Sebut saja Syahabudin, bujang lapuk pol yang berhasil mendapat istri guru honorer nan bohai sehabis memeluk pohon delima sebanyak sebelas kali. Atau Jamaludin, yang berhasil menjadi juara satu pemilihan Bujang Belantik sehabis memajang fotonya di dahan pohon delima padahal mukanya biasa saja dan sangat goblok. Atau banyak juga orang-orang yang mendapatkan pasangan setelah memeluk pohon delima itu. Namun satu hal yang pasti, bahwa dari pohon delima juga lah Dinda, calon istri dari Sobri tiba-tiba kehilangan sipu malu-malunya, kehilangan bicaranya, dan kehilangan aura hidupnya.
“Musibah yang dialami Dinda bersangkut paut dengan delima dan Dinda akan celaka jika gerhana matahari tiba.” (hlm 128)
Disisi lain, ada dua pemuda pemudi bernama Tara-Tegar. Mereka bertemu di taman bermain pengadilan agama sewaktu menemani ibu mereka untuk sidang cerai. Di perosotan itu, Tara yang tengah mengantri untuk mencoba perosotan selalu diserobot oleh anak laki-laki, dan di sana, sosok Tegar muncul. Dia membentangkan tangannya –untuk melindungi Tara dari serobotan lagi- sembari berkata, “Jangan takut, aku menjagamu!” sejak itu Tara jatuh cinta untuk pertama kalinya pada Tegar yang ia sebut sebagai ‘si pembela’ dan Tegar pun sama, jatuh cinta untuk pertama kalinya pada sosok bernama Tara yang ia sebut sebagai ‘layang-layang’.

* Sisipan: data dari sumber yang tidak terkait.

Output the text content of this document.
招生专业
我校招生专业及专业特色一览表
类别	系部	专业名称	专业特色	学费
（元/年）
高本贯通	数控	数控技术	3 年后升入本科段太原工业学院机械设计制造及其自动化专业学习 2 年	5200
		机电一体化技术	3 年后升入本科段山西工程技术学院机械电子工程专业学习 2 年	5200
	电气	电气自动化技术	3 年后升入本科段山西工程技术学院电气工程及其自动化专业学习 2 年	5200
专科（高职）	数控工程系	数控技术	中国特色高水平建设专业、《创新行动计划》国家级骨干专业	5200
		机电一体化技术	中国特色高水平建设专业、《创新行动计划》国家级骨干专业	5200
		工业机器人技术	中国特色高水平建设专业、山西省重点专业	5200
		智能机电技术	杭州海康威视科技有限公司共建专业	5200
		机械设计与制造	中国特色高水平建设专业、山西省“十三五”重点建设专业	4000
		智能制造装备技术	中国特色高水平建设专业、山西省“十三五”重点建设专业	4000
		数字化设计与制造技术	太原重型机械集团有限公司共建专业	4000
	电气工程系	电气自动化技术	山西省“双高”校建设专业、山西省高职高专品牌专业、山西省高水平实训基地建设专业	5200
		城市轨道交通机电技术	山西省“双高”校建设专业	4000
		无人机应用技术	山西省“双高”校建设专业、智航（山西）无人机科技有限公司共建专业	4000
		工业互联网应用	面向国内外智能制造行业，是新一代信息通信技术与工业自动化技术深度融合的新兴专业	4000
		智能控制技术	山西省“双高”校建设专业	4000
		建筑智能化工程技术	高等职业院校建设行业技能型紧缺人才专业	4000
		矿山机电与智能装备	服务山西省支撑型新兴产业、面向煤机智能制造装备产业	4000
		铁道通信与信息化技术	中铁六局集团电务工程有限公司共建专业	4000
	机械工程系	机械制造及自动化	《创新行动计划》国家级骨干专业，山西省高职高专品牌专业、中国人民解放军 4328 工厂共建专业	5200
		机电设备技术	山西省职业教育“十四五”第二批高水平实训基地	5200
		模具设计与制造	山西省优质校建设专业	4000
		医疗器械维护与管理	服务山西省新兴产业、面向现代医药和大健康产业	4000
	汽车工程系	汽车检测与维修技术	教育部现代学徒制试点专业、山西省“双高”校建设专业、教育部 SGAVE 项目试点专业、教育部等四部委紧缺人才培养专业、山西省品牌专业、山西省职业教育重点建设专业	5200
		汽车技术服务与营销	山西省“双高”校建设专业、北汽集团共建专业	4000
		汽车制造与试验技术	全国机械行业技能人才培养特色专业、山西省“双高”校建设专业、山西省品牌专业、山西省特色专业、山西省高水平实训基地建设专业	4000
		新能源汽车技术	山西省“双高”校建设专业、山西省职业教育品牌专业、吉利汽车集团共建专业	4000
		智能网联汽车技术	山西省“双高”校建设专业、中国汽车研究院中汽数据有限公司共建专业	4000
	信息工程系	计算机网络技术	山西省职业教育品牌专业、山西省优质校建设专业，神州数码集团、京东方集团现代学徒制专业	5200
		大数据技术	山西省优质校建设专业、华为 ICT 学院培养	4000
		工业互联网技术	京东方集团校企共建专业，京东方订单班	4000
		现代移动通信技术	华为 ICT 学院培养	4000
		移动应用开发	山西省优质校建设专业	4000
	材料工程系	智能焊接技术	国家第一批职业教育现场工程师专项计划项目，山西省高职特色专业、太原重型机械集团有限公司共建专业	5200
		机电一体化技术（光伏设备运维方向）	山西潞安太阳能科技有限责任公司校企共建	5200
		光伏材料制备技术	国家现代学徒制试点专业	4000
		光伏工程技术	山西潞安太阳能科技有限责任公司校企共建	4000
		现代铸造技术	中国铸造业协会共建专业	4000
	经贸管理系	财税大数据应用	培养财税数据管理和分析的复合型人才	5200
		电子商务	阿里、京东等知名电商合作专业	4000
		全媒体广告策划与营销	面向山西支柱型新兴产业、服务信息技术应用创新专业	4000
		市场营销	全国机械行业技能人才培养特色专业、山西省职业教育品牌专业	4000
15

Sampai pada dimana keduanya saling mencari hingga masing-masing lulus sekolah, Tara yang mati-matian belajar melukis hingga mahir dan ia melukis ‘si pembela’ sampai pada lukisan ke-96 namun tak jua temukan. Lain lagi Tegar yang berusaha menjadi pengibar bendera tujuh belas agustusan agar ‘layang-layang’ bisa melihat dia namun lagi-lagi hanya fana. Kemudian tanpa disangka, mereka bertemu di bengkel Masa Depan milik Tegar dalam keadaan sepeda Tara yang habis terjun bebas dari parit dan keadaan gadis itu yang kacau balau. Tegar mendandani sepeda Tara tanpa tau bahwa gadis itu lah ‘layang-layang’ yang selama ini dia rindukan begitu banyak. Cinta pertama dia.
“… Wajah anak perempuan yang dahulu dilihatnya di taman bermain pengadilan agama tercetak samar di langit kamarnya. Wajah itulah yang terakhir dilihatnya sebelum tidur dan pertama dilihatnya setelah bangun. Wajah yang selalu meletupkan semangatnya untuk menghadapi hari-hari jungkir balik ….” (hlm 68).
Selain kisah Sobri, Dinda dan pohon delima ataupun kisah Tara dan Tegar di taman bermain pengadilan agama, masih banyak tokoh lain yang ikut meramaikan. Sebut saja Taripol, sahabat dari Sobri yang dikenal sebagai tukang tipu, tukang curi. Atau Ibu Bos, pemilik sirkus keliling yang juga merupakan ibu Tara. Atau Gastori yang tergila-gila untuk jadi kepala desa. Atau Azizah, adik Sobri yang senang sekali marah-marah, dan sederet tokoh lain.
Sama seperti buku Andrea Hirata yang sudah-sudah, di Sirkus Pohon ini Pak Cik menggunakan Bahasa Melayu berbaur norma-norma khas orang pedalaman dan dilengkapi diksi yang menggelitik hingga sukses membuat pembaca terpana. Namun ending cerita ini sedikit mengambang alias nggantung. Tegar yang belum tau ‘layang-layang’ dan penyakit Dinda yang tidak diketahui siapa dan apa penyebabnya.